Chimney sweep: top advice to prevent house fires

Iris Price | Improvement Center Columnist | December 1, 2016

chimney sweep advice

If you heat your home by burning wood in the cold weather or simply enjoy gathering round the hearth to watch a crackling fire, now is the time to service your chimney.

Professional chimney sweeps perform three important services:

  1. Cleaning to remove dangerous deposits that can cause chimney fires
  2. Inspection to make sure the chimney is free from all fire hazards, including structural damage
  3. Repair to eliminate safety hazards and bring the chimney up to working standards

Jack and his brother Joe, Ye Olde Chimney Sweeps in Brooksville, Fla., have been cleaning chimneys for 30 years. They used to delight their original clients by showing up to work in top hat and tails. But talking to Jack, the self-described technician of the two brothers, soon dispels images of Mary Poppins' sooty pal cheerily dancing to the tune of Chim-Chim Cheree.

Why hire a chimney sweep to clean your chimney?

When they first set up shop, Ye Olde Chimney Sweeps learned their trade hands-on, starting out by buying a chimney cleaning kit. As their expertise and clientele grew, they dropped the costumes. Keeping chimneys free from soot is serious business, and the service they and other chimney sweeps provide is one that homeowners should not attempt themselves. Why not?

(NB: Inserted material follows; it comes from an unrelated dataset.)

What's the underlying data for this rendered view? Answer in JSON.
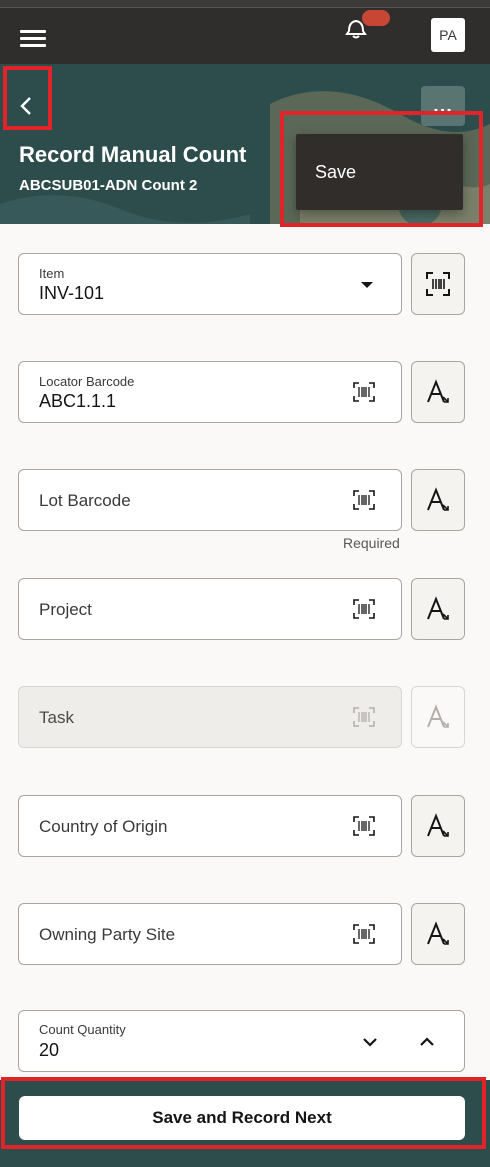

  • It's a dirty job. Jack cautioned against DIY chimney cleaning. "If you don't know what you're doing, you can blow your whole house full of soot," he said.
  • It can cause a catastrophic fire if not done right. Chimney cleaning poses a serious risk. Creosote deposits in chimneys can be dangerous at any stage of formation, but once the soot glazes over and hardens, it becomes more difficult to thoroughly remove. The build-up can cause a catastrophic, fast-burning fire that leaves no time for occupants to escape before it engulfs the house.

How often should you have your chimney inspected and cleaned?

The consensus is to have a professional inspection annually.

Ye Olde Chimney Sweeps suggest that clients have their chimneys inspected at least once a year, but Jack says that how often you need to have it cleaned "depends on use". If you burn two face cords of wood each year, get an annual inspection. If you use a Franklin stove, inspect more often. "They burn dirtier." To reduce creosote deposits, he says, "Burn hardwoods. They burn hotter. Pine is gooey, and the soot will be sticky. Grocery store logs are okay, or [burned] in conjunction with hardwoods."

The Chimney Safety Institute of America (CSIA), which offers training and certification and continuing education for chimney sweeps recommends that you have your chimney and venting system inspected each year.

Terry Dearborn of Valley Chimney Sweep and Restoration in the Chicago area has been a CSIA-certified chimney sweep continually for 30 years. He cites the National Fire Protection Code 211 as the ultimate authority, which "requires an annual inspection of all chimney systems."

Chimney cleaning is not limited to fireplaces and wood-burning stoves.

Dearborn recommends, "Gas and oil flues should also be checked on an annual basis for any soot deposits or debris blockage, which could lead to dangerous carbon monoxide poisoning." Gas logs also generate soot and leave deposits in the flue. A professional sweep can clear the chimney of these hazards, as well.

When and why does a chimney need repair?

A cracked chimney can lead to toxic fumes seeping into the house or chimney collapse.

According to Dearborn, even a loose brick on a chimney is cause for concern. It can indicate more serious damage to the chimney, making it unsafe to use. "In all cases," he says, a missing brick "should be checked by a professional immediately to avert the dangers of fire hazard or structural failure."

To prevent damage to the bricks and mortar, Dearborn recommends waterproofing the exterior of the chimney. "Brick is porous, he says. "Heavy rains and melting ice fill pores and expand when temperatures drop," leading to brick and mortar failure.

The flue liner, which protects the house from the intense heat in the chimney, must be replaced if it's cracked. Even a small crack in the liner can be a serious fire hazard. Dearborn recommends metal chimney liners because they can be customized to fit your chimney's specifications, but clay tile liners are another option.

Whether you are venting a fireplace, wood stove, gas or oil furnace, it's important to be aware of the fire and carbon monoxide hazards of ignoring your chimney's condition. As winter approaches, contact a professional chimney sweep for an inspection and cleaning.

About the Author

Iris Price is a single Baby Boomer whose antidote to a lack of retirement funds was to launch a long-delayed career as a writer. While others her age concoct bucket lists and travel the world, she bought a new-construction home and obsessively creates lists of must-have home improvements and personal realization goals. She specializes in writing about home services and self-motivation.